Sample debug output:

#> dbx ./sudo

(dbx) file parse.c
(dbx) stop in usergr_matches
[1] stop in usergr_matches
(dbx) stop in 511
[2] stop at 511
(dbx) status
[1] stop in usergr_matches
[2] stop at 511
(dbx) run
[1] stopped in usergr_matches at line 482 in file "parse.c"
  482   {
(dbx) dump
usergr_matches(group = "%gptst", user = "root", pw = 0x20008e48), line 482 in "parse.c"
n = 0
cur = 0x20002dd4
grp = 0x20009178
pw_gid = 536882644
(dbx) c
[2] stopped in usergr_matches at line 511 in file "parse.c" ($t1)
  511       if (grp->gr_mem != NULL) {
(dbx) dump
usergr_matches(group = "\360J\317h\360J\317n", user = "root", pw = (nil)), line 511 in "parse.c"
n = 9
cur = (nil)
grp = 0xf04acf50
pw_gid = 0
(dbx) print *grp
(gr_name = "gptst", gr_passwd = "!", gr_gid = 90801, gr_mem = 0xf04acf60)
(dbx) print grp->gr_mem
(nil)
(dbx) c
[2] stopped in usergr_matches at line 511 in file "parse.c" ($t1)
  511       if (grp->gr_mem != NULL) {
(dbx)

(dbx) c
[2] stopped in usergr_matches at line 511 in file "parse.c" ($t1)
  511       if (grp->gr_mem != NULL) {
(dbx) dump
usergr_matches(group = (nil), user = "root", pw = 0x00000076), line 511 in "parse.c"
n = 9
cur = 0xf04acf64
grp = (nil)
pw_gid = 4031434596
(dbx) c
[1] stopped in usergr_matches at line 482 in file "parse.c" ($t1)
  482   {
(dbx) dump
usergr_matches(group = "%gptstsu", user = "root", pw = 0x20008e48), line 482 in "parse.c"
n = 0
cur = 0x20002dd4
grp = 0x20009258
pw_gid = 536882644
(dbx) print *grp
(gr_name = (invalid char ptr (0x25677074)), gr_passwd = (invalid char ptr (0x73747375)), gr_gid = 0, gr_mem = 0x00000040)
(dbx) c
[2] stopped in usergr_matches at line 511 in file "parse.c" ($t1)
  511       if (grp->gr_mem != NULL) {
(dbx) print *grp
(gr_name = "gptstsu", gr_passwd = "!", gr_gid = 90802, gr_mem = 0xf04acf60)
(dbx) print grp->gr_mem
(nil)
(dbx) dump
usergr_matches(group = "\360J\317`\360J\317h", user = "root", pw = 0x20009170), line 511 in "parse.c"
n = 9
cur = (nil)   <<<<<<<<<<<<<<<------------ Here gdb shows me out of bonds.

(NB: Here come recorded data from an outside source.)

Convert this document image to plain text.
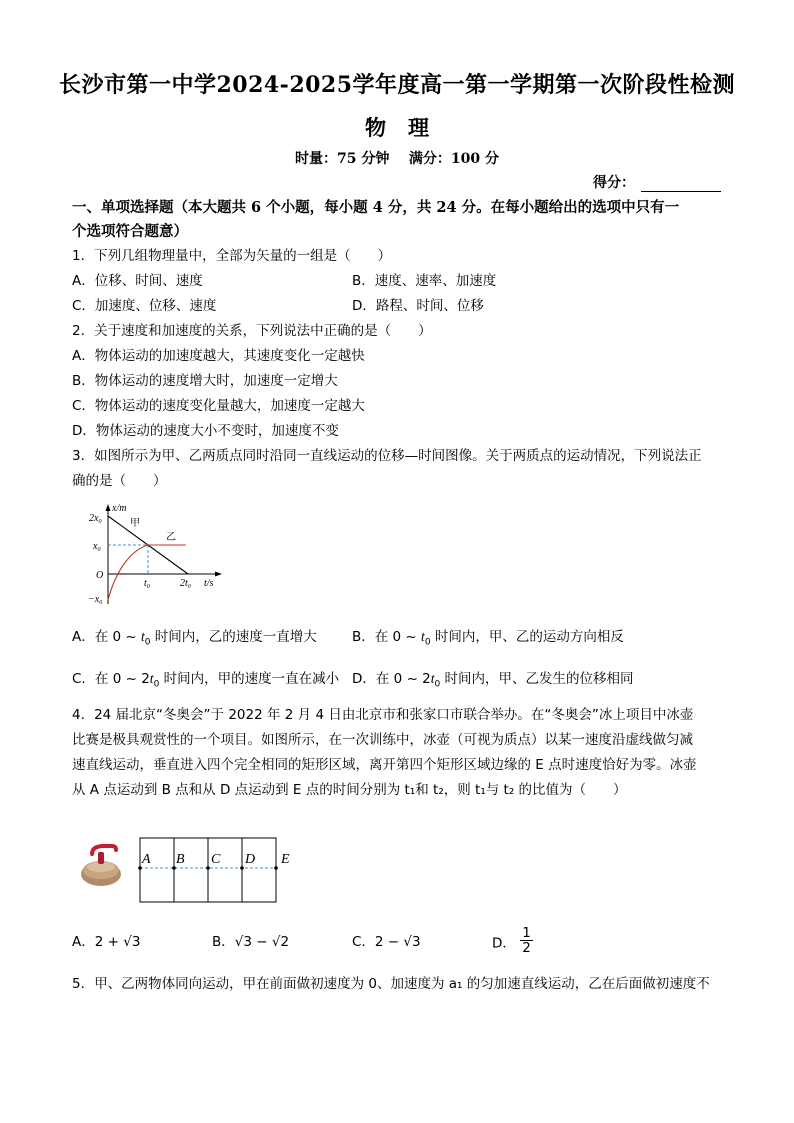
长沙市第一中学2024-2025学年度高一第一学期第一次阶段性检测
物   理
时量：75 分钟    满分：100 分
得分：
一、单项选择题（本大题共 6 个小题，每小题 4 分，共 24 分。在每小题给出的选项中只有一
个选项符合题意）
1．下列几组物理量中，全部为矢量的一组是（　　）
A．位移、时间、速度	B．速度、速率、加速度
C．加速度、位移、速度	D．路程、时间、位移
2．关于速度和加速度的关系，下列说法中正确的是（　　）
A．物体运动的加速度越大，其速度变化一定越快
B．物体运动的速度增大时，加速度一定增大
C．物体运动的速度变化量越大，加速度一定越大
D．物体运动的速度大小不变时，加速度不变
3．如图所示为甲、乙两质点同时沿同一直线运动的位移—时间图像。关于两质点的运动情况，下列说法正
确的是（　　）
x/m
t/s
$2x_0$
$x_0$
$-x_0$
O
$t_0$	$2t_0$
甲
乙
A．在 0 ~ $t_0$ 时间内，乙的速度一直增大	B．在 0 ~ $t_0$ 时间内，甲、乙的运动方向相反
C．在 0 ~ $2t_0$ 时间内，甲的速度一直在减小 D．在 0 ~ $2t_0$ 时间内，甲、乙发生的位移相同
4．24 届北京“冬奥会”于 2022 年 2 月 4 日由北京市和张家口市联合举办。在“冬奥会”冰上项目中冰壶
比赛是极具观赏性的一个项目。如图所示，在一次训练中，冰壶（可视为质点）以某一速度沿虚线做匀减
速直线运动，垂直进入四个完全相同的矩形区域，离开第四个矩形区域边缘的 E 点时速度恰好为零。冰壶
从 A 点运动到 B 点和从 D 点运动到 E 点的时间分别为 t₁和 t₂，则 t₁与 t₂ 的比值为（　　）
A B C D E
A．2 + √3	B．√3 − √2	C．2 − √3	D． $\frac{1}{2}$
5．甲、乙两物体同向运动，甲在前面做初速度为 0、加速度为 a₁ 的匀加速直线运动，乙在后面做初速度不
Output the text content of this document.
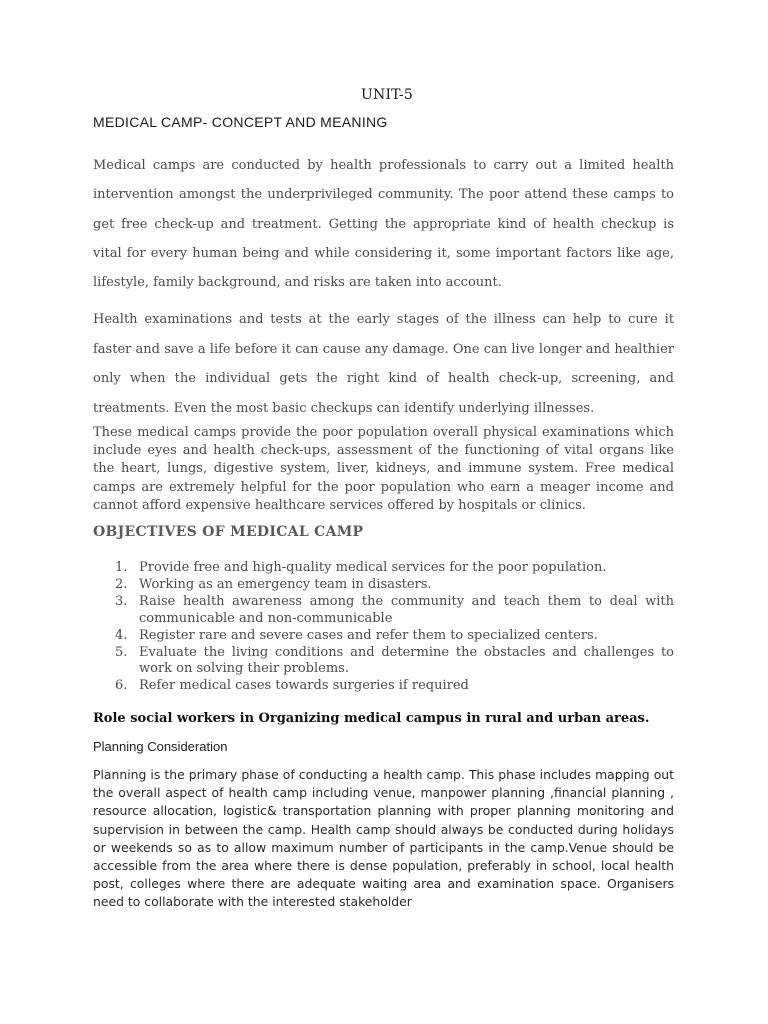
UNIT-5
MEDICAL CAMP- CONCEPT AND MEANING

Medical camps are conducted by health professionals to carry out a limited health intervention amongst the underprivileged community. The poor attend these camps to get free check-up and treatment. Getting the appropriate kind of health checkup is vital for every human being and while considering it, some important factors like age, lifestyle, family background, and risks are taken into account.

Health examinations and tests at the early stages of the illness can help to cure it faster and save a life before it can cause any damage. One can live longer and healthier only when the individual gets the right kind of health check-up, screening, and treatments. Even the most basic checkups can identify underlying illnesses.

These medical camps provide the poor population overall physical examinations which include eyes and health check-ups, assessment of the functioning of vital organs like the heart, lungs, digestive system, liver, kidneys, and immune system. Free medical camps are extremely helpful for the poor population who earn a meager income and cannot afford expensive healthcare services offered by hospitals or clinics.

OBJECTIVES OF MEDICAL CAMP
1. Provide free and high-quality medical services for the poor population.
2. Working as an emergency team in disasters.
3. Raise health awareness among the community and teach them to deal with communicable and non-communicable
4. Register rare and severe cases and refer them to specialized centers.
5. Evaluate the living conditions and determine the obstacles and challenges to work on solving their problems.
6. Refer medical cases towards surgeries if required
Role social workers in Organizing medical campus in rural and urban areas.
Planning Consideration

Planning is the primary phase of conducting a health camp. This phase includes mapping out the overall aspect of health camp including venue, manpower planning ,financial planning , resource allocation, logistic& transportation planning with proper planning monitoring and supervision in between the camp. Health camp should always be conducted during holidays or weekends so as to allow maximum number of participants in the camp.Venue should be accessible from the area where there is dense population, preferably in school, local health post, colleges where there are adequate waiting area and examination space. Organisers need to collaborate with the interested stakeholder
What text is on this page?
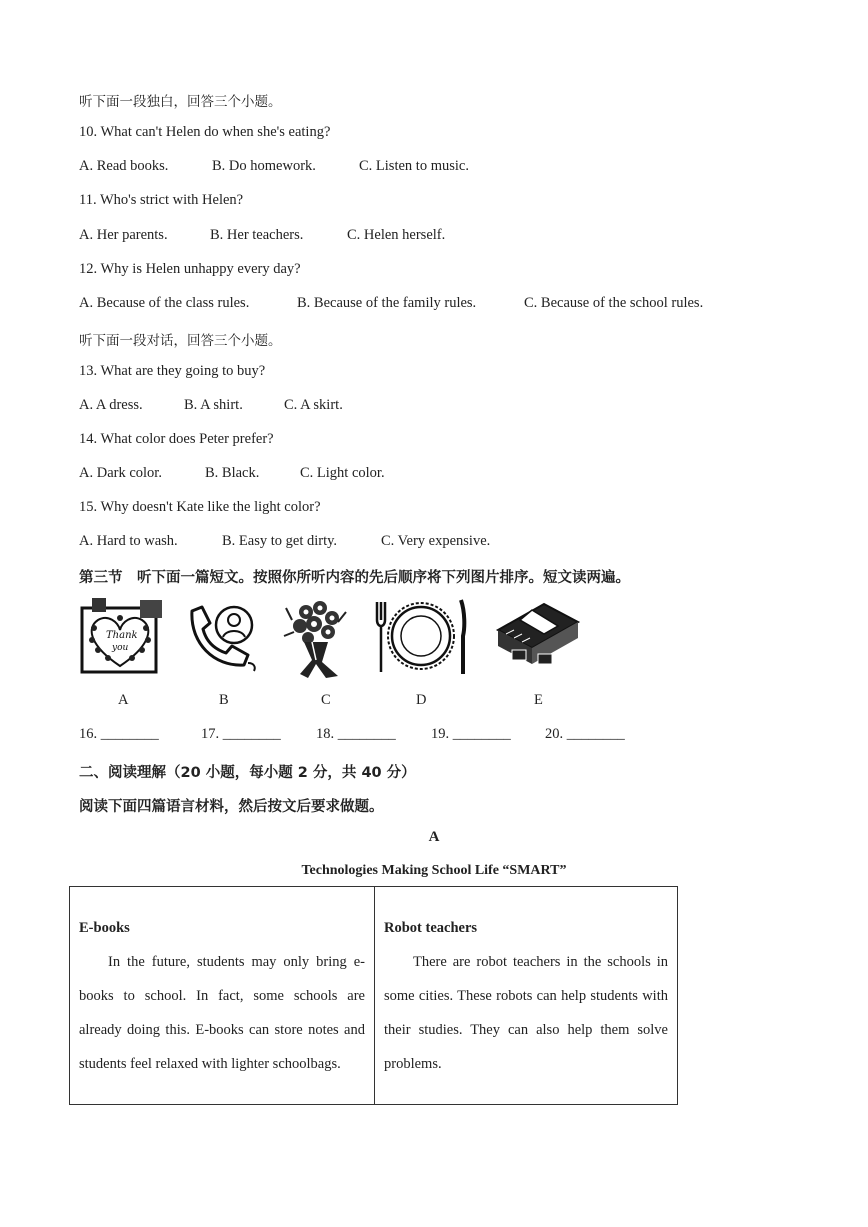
听下面一段独白，回答三个小题。
10. What can't Helen do when she's eating?
A. Read books.	B. Do homework.	C. Listen to music.
11. Who's strict with Helen?
A. Her parents.	B. Her teachers.	C. Helen herself.
12. Why is Helen unhappy every day?
A. Because of the class rules.	B. Because of the family rules.	C. Because of the school rules.
听下面一段对话，回答三个小题。
13. What are they going to buy?
A. A dress.	B. A shirt.	C. A skirt.
14. What color does Peter prefer?
A. Dark color.	B. Black.	C. Light color.
15. Why doesn't Kate like the light color?
A. Hard to wash.	B. Easy to get dirty.	C. Very expensive.
第三节　听下面一篇短文。按照你所听内容的先后顺序将下列图片排序。短文读两遍。
Thank
you
A	B	C	D	E
16. ________	17. ________ 18. ________ 19. ________ 20. ________
二、阅读理解（20 小题，每小题 2 分，共 40 分）
阅读下面四篇语言材料，然后按文后要求做题。
A
Technologies Making School Life “SMART”
E-books
In the future, students may only bring e-books to school. In fact, some schools are already doing this. E-books can store notes and students feel relaxed with lighter schoolbags.

Robot teachers
There are robot teachers in the schools in some cities. These robots can help students with their studies. They can also help them solve problems.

Has it sense for you?
grp = 0xf04acf50
pw_gid = 0
(dbx) c

Segmentation fault in strcmp.strcmp [sudo] at 0x1000776c ($t1)
0x1000776c (strcmp+0xcc) 88a30001        lbz   r5,0x1(r3)
(dbx) print *grp
(gr_name = "gptstsu", gr_passwd = "!", gr_gid = 90802, gr_mem = 0xf04acf60)
(dbx) print grp->gr_mem
(nil)

Comment 16 Todd C. Miller 2007-06-22 10:05:23 MDT
This appears to be a bug in AIX's LDAP support, see:
http://www-1.ibm.com/support/docview.wss?uid=isg1IY81303

Can you try the fix in IY78339 and see if that fixes the problem?
Comment 17 José Luis 2007-06-22 10:21:45 MDT
Hi Todd, 

Lookint at IBM I have found some APAR's refering to getgrnam and LDAP groups:

IY81303: GETGRNAM LDAP GR_MEM PTR INVALID

Error description 
When no user is a member of a group, getgrnam returns
garbage
in the gr_mem field because it fails to insert a null
byte in the field.


I will need to upgrade the OS. I will come back to you as soon as I have tested.

Thanks for you great help.
Comment 18 José Luis 2007-06-26 04:38:39 MDT
Hi Todd, 

It seems that both found the APAR at same time.

I have tested and it works. Problem solved.

Thanks for your help and your quick responses.